Ever wondered how our sunglasses work? We can’t stress enough how important proper eye protection is. The danger of UV radiation are becoming increasingly known, one that you shouldn’t underestimate. We’ve recently covered some ground on what the dangers are of UV-rays. UV-rays carry the most harmful side effects of the sun, which can result in both short and long-term ocular degeneration or impairment. Fortunately all sunglasses these days offer a 99-100% protection against UVA and UVB light, with wavelenghts of 400nm, without breaking bank. Expensive sunglasses, cheaper sunglasses, they all fundamentally work just as well. Find out what the real reason is behind these price differences? Read our blog about 5 misconceptions about cheaper sunglasses.
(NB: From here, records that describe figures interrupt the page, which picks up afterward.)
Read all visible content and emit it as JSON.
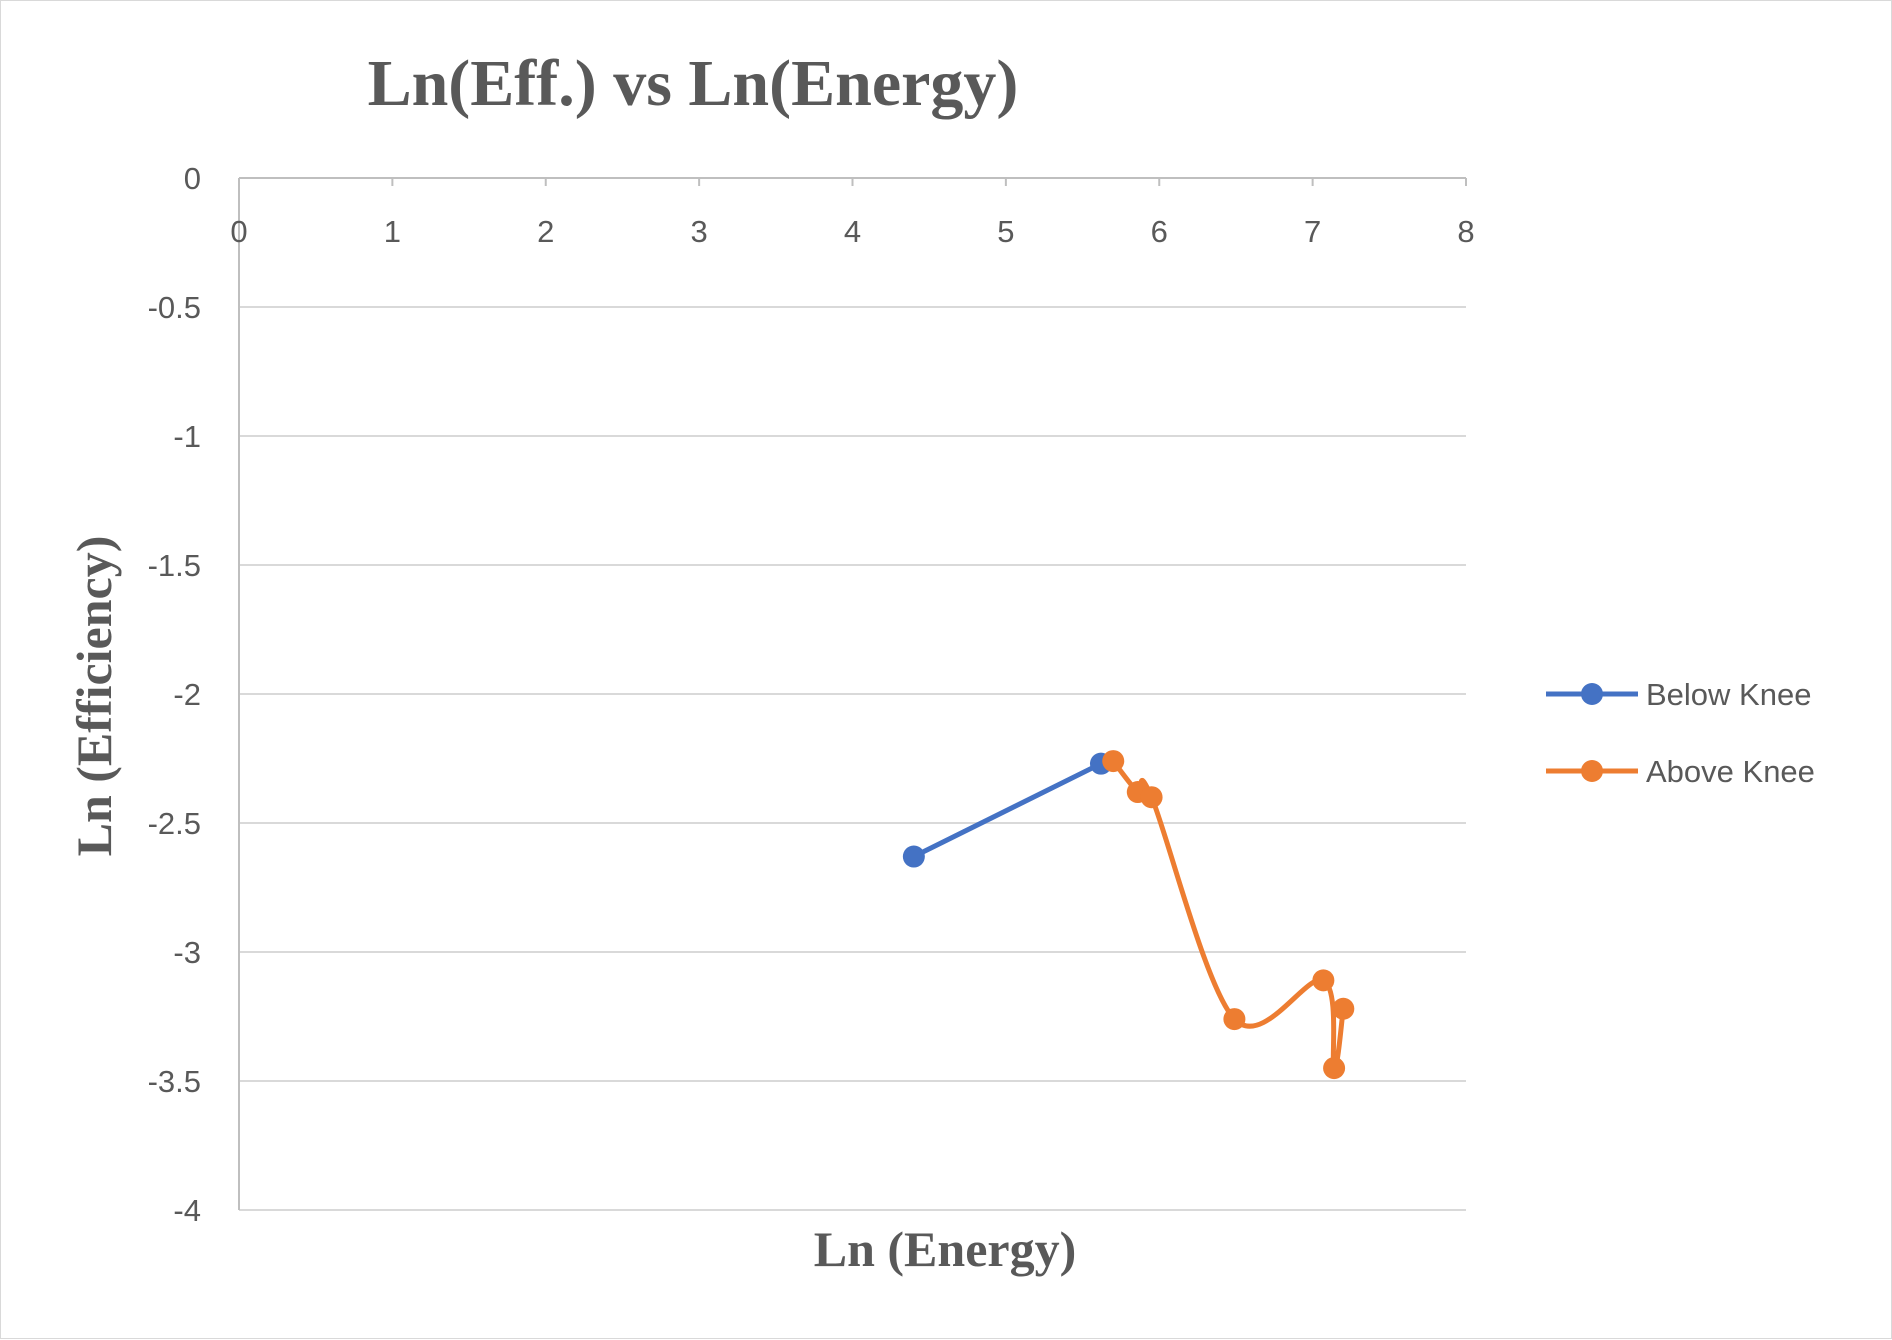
{
  "chart_data": {
    "type": "scatter",
    "title": "Ln(Eff.) vs Ln(Energy)",
    "xlabel": "Ln (Energy)",
    "ylabel": "Ln (Efficiency)",
    "xlim": [
      0,
      8
    ],
    "ylim": [
      -4,
      0
    ],
    "x_ticks": [
      "0",
      "1",
      "2",
      "3",
      "4",
      "5",
      "6",
      "7",
      "8"
    ],
    "y_ticks": [
      "0",
      "-0.5",
      "-1",
      "-1.5",
      "-2",
      "-2.5",
      "-3",
      "-3.5",
      "-4"
    ],
    "y_tick_values": [
      0,
      -0.5,
      -1,
      -1.5,
      -2,
      -2.5,
      -3,
      -3.5,
      -4
    ],
    "x_tick_values": [
      0,
      1,
      2,
      3,
      4,
      5,
      6,
      7,
      8
    ],
    "grid": true,
    "x_axis_position": "top",
    "legend_position": "right",
    "series": [
      {
        "name": "Below Knee",
        "color": "#4472C4",
        "smooth": false,
        "points": [
          [
            4.4,
            -2.63
          ],
          [
            5.62,
            -2.27
          ]
        ]
      },
      {
        "name": "Above Knee",
        "color": "#ED7D31",
        "smooth": true,
        "points": [
          [
            5.7,
            -2.26
          ],
          [
            5.86,
            -2.38
          ],
          [
            5.95,
            -2.4
          ],
          [
            6.49,
            -3.26
          ],
          [
            7.07,
            -3.11
          ],
          [
            7.14,
            -3.45
          ],
          [
            7.2,
            -3.22
          ]
        ]
      }
    ]
  }
}
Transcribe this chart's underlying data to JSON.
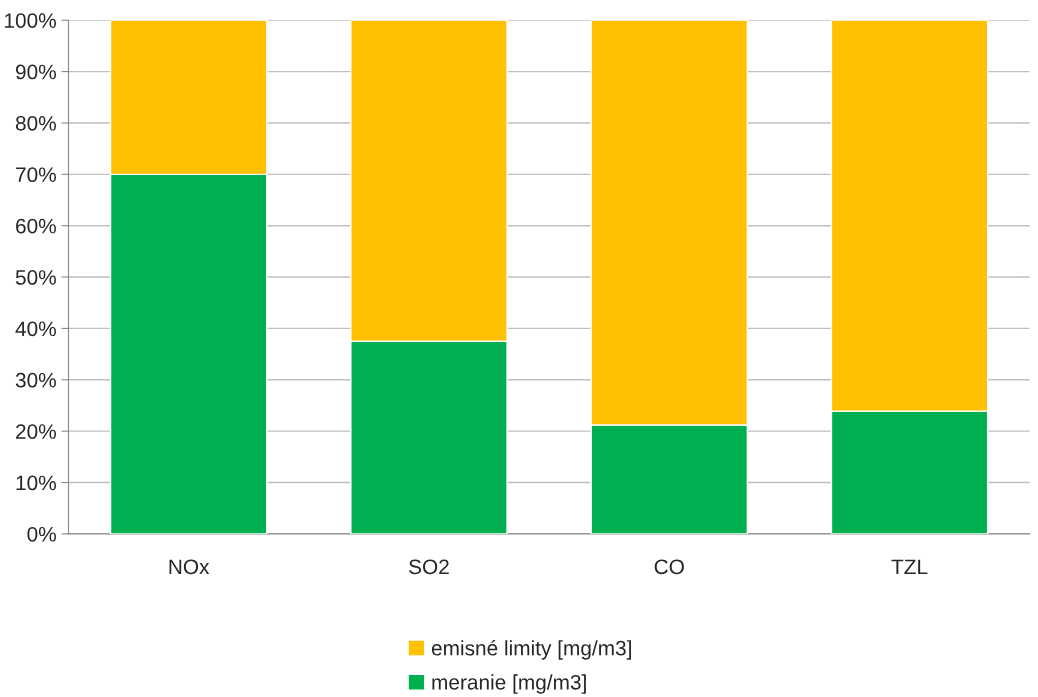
{
  "chart_data": {
    "type": "bar",
    "stacked": true,
    "categories": [
      "NOx",
      "SO2",
      "CO",
      "TZL"
    ],
    "series": [
      {
        "name": "meranie [mg/m3]",
        "color": "#00b050",
        "values": [
          70,
          37.5,
          21.2,
          23.9
        ]
      },
      {
        "name": "emisné limity [mg/m3]",
        "color": "#ffc000",
        "values": [
          30,
          62.5,
          78.8,
          76.1
        ]
      }
    ],
    "ylim": [
      0,
      100
    ],
    "yticks": [
      {
        "value": 0,
        "label": "0%"
      },
      {
        "value": 10,
        "label": "10%"
      },
      {
        "value": 20,
        "label": "20%"
      },
      {
        "value": 30,
        "label": "30%"
      },
      {
        "value": 40,
        "label": "40%"
      },
      {
        "value": 50,
        "label": "50%"
      },
      {
        "value": 60,
        "label": "60%"
      },
      {
        "value": 70,
        "label": "70%"
      },
      {
        "value": 80,
        "label": "80%"
      },
      {
        "value": 90,
        "label": "90%"
      },
      {
        "value": 100,
        "label": "100%"
      }
    ],
    "grid": "y",
    "legend": "bottom"
  }
}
Many experts in the industry recommend to always look for sunglasses labeled as UV400.
What do sunglasses do?
- Sunglasses offer full protection against harmful ultraviolet rays in sunlight
- Ultraviolet (UV) light damages the cornea and the retina and it can cause a variety of short and long-term damages to your eyes.
- Sunglasses provide protection against intense light
- When there is too much light, your eyes will try to counter this by closing the iris. Once it has closed the iris, the next step will be squinting. If there is still too much light then damage to the retina may appear. A good pair of sunglasses has the right darkness to fence of the light as it tries to enter your eyes.
- Sunglasses (can) provide protection from glare
- Depending on what type of sunglasses you are wearing, polarized lenses can eliminate a great deal of glare coming from the water, from the road or from the snow.
- Sunglasses can eliminate specific frequencies of light
- Certain frequencies of light on the color spectrum may blur vision, enhance contrast or stimulate your body to go to sleep or stay awake. Depending on the brand, the type of lens and use, lenses may be tweaked and put together with certain coatings and materials to block or enhance these frequencies.
Understanding how light works
Blocking harmful UV-rays is just one function of the sunglasses you are wearing. In order to understand how lenses work and why they look the way they do, you first need to get a better understanding of how light works. The sun produces light and a light wave consists of electromagnetic energy, which is measured in wavelength. These wavelengths range from 400 tot 700nm. Of the light that is visible, violet us the most powerful and just above violet there is ultraviolet (UV) light, which turns out to be dangerous for your skin and your eyes.
How do sunglasses block harmful UVA and UVB rays?
Annie Liao has made a very informative infographic on how in general sunglasses work. The concept behind this is similar as to how our products offer the same protection to harmful UV radiation, but depending on what type of products you are looking at, not all layers, coatings and finishes may apply.
How do sunglasses deal with glare?
The brightness of light is measured in lumen. So the bigger the lumen, the bigger the chance of glare. When you try to look at the sun you will notice the glare coming right at you. Sunglasses can tackle this to a certain degree if there is a polarized filter in the lenses. We have previously covered some ground on polarization and what benefits or drawbacks there are, so we’ll keep it short and simple for this article.
Reflection happens both horizontally and vertically. Usually we are dealing with horizontal light because we are sitting or standing upright. For example when we drive, look over the water, or go skiing and snowboarding. Sunglasses with polarizing lenses contain a special filter that absorbs these horizontal reflections. In other words, instead of light reduction, polarized sunglasses absorb horizontal light. Offering a much smoother viewing experience.